2.4. Het hoger beroep richt zich tegen het in stand laten van de rechtsgevolgen.
[appellant] betoogt dat de rechtbank ten onrechte heeft overwogen dat het aanvullend medisch advies inhoudelijk concludent is en niet is gebleken dat dit advies onjuist is of anderszins onzorgvuldig tot stand is gekomen. Hiertoe voert hij aan dat de inhoud van het aanvullend advies niet in overeenstemming is met het oordeel van zijn behandelend specialisten, en dat het onderzoek en de conclusie van de geneeskundige onduidelijk en evident onjuist zijn. In een brief van 14 januari 2010 stelt de orthopedisch chirurg P.T.D. Kingma, bij wie [appellant] onder controle staat, dat, gezien zijn slechte looppatroon en de zwakte in zijn rechterbeen, een loopafstand van vijftig meter maximaal is.
Voorts betoogt [appellant] dat de rechtbank niet heeft onderkend dat het college willekeurig heeft gehandeld, omdat het zijn aanvraag om een gehandicaptenparkeerkaart heeft afgewezen terwijl het hem een dergelijke kaart in 2005 wel heeft verstrekt.
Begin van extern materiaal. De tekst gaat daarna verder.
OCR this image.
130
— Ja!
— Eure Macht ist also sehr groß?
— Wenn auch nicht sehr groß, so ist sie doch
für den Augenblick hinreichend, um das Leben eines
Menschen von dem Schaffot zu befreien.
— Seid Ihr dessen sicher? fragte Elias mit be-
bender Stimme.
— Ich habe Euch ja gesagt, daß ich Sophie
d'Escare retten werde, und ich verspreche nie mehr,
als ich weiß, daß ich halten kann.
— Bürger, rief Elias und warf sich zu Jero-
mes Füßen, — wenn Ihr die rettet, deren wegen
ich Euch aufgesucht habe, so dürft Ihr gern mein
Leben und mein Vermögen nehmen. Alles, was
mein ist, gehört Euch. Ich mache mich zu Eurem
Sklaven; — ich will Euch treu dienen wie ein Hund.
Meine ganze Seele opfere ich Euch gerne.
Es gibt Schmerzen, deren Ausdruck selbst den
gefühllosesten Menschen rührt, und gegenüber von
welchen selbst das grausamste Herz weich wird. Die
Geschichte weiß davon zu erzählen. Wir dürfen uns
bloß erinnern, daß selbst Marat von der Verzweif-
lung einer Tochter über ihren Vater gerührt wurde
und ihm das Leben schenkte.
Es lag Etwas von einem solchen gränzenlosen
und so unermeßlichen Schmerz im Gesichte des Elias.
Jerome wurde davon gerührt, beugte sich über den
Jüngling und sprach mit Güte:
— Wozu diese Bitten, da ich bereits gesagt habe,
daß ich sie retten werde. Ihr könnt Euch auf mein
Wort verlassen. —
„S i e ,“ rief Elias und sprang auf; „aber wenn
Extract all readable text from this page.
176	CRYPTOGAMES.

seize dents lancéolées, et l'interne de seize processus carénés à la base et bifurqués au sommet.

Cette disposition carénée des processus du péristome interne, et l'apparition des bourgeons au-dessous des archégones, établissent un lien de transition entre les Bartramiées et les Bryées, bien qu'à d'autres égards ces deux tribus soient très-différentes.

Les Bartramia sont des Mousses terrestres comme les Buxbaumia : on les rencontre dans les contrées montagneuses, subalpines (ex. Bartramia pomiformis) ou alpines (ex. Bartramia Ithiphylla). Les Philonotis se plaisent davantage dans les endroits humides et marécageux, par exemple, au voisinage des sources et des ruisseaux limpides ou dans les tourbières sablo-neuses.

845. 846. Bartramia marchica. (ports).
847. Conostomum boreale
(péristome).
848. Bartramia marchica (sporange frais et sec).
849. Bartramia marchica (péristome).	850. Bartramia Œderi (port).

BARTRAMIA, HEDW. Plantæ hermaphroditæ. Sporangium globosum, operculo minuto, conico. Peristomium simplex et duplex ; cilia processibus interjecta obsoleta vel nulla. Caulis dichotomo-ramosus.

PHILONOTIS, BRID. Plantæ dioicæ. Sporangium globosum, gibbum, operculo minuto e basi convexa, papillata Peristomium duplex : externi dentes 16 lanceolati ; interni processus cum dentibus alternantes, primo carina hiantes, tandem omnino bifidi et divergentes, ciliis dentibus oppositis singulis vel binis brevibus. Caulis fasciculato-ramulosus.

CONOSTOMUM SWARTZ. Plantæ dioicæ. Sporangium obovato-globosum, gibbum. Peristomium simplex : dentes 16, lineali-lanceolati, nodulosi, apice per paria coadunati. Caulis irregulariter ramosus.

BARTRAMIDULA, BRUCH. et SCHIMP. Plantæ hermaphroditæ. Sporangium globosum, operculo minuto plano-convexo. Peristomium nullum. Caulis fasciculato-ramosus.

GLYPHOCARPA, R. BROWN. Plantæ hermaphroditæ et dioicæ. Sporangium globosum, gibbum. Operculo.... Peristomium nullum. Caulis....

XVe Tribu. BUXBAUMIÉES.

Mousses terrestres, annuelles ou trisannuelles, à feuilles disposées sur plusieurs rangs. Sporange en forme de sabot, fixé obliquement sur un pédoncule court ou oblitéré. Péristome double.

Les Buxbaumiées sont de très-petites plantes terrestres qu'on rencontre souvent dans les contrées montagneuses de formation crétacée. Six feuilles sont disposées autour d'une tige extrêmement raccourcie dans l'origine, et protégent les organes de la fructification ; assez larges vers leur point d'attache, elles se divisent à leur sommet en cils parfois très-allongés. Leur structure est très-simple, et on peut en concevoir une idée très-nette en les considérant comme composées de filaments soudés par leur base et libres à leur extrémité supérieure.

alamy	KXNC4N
2.4.1. Zoals de Afdeling eerder heeft overwogen (onder meer de uitspraak van 19 september 2007 in zaak nr.
200702094/1) mag het bestuursorgaan, indien door een arts in zijn hoedanigheid van medisch deskundige aan een bestuursorgaan een medisch advies is uitgebracht, dit advies betrekken bij zijn beoordeling van een aanvraag, mits het op een onpartijdige, objectieve en inzichtelijke wijze is opgesteld.
De rechtbank heeft met juistheid overwogen dat niet is gebleken dat het medisch advies en het aanvullend advies niet op een zorgvuldige wijze tot stand zijn gekomen. Uit het medisch advies en het aanvullend advies volgt dat er geen contra-indicatie is voor het afleggen van een afstand van ten minste 100 meter. De door [appellant] overgelegde verklaringen van een revalidatiearts en zijn huisarts doen daar niet aan af omdat deze slechts een beschrijving van de medische toestand van [appellant] bevatten. De eerst in hoger beroep overgelegde brief van Kingma van 14 januari 2010 is onvoldoende om die adviezen te weerleggen. Uit de brief wordt niet duidelijk op welke periode de brief betrekking heeft en het daarin gestelde maakt onvoldoende inzichtelijk waarop de conclusie dat een loopafstand van vijftig meter maximaal is, is gebaseerd, nu daarin staat dat er anamnestisch geen duidelijkheid is over de zwakte in het been en dat er sprake is van een goede stand van de heupprothese, welke [appellant] vol mag belasten. Gelet op het voorgaande wordt met de rechtbank geoordeeld dat het college op grond van het medisch advies en het aanvullend advies de conclusie heeft mogen trekken dat [appellant] niet voldoet aan het bepaalde in artikel 1, eerste lid, aanhef en onder a, van de Regeling.
De omstandigheid dat het college hem in 2005 wel een gehandicaptenparkeerkaart heeft verstrekt laat onverlet dat hij niet voldoet aan het bepaalde in dat artikel van de Regeling.
2.5. Het hoger beroep is ongegrond. De aangevallen uitspraak dient te worden bevestigd, voor zover aangevallen.
2.6. Voor een proceskostenveroordeling bestaat geen aanleiding.
De Afdeling bestuursrechtspraak van de Raad van State
Recht doende in naam der Koningin:
bevestigt de uitspraak van de rechtbank, voor zover aangevallen.
Aldus vastgesteld door mr. C.H.M. van Altena, lid van de enkelvoudige kamer, in tegenwoordigheid van mr. P.A.M.J. Graat, ambtenaar van Staat.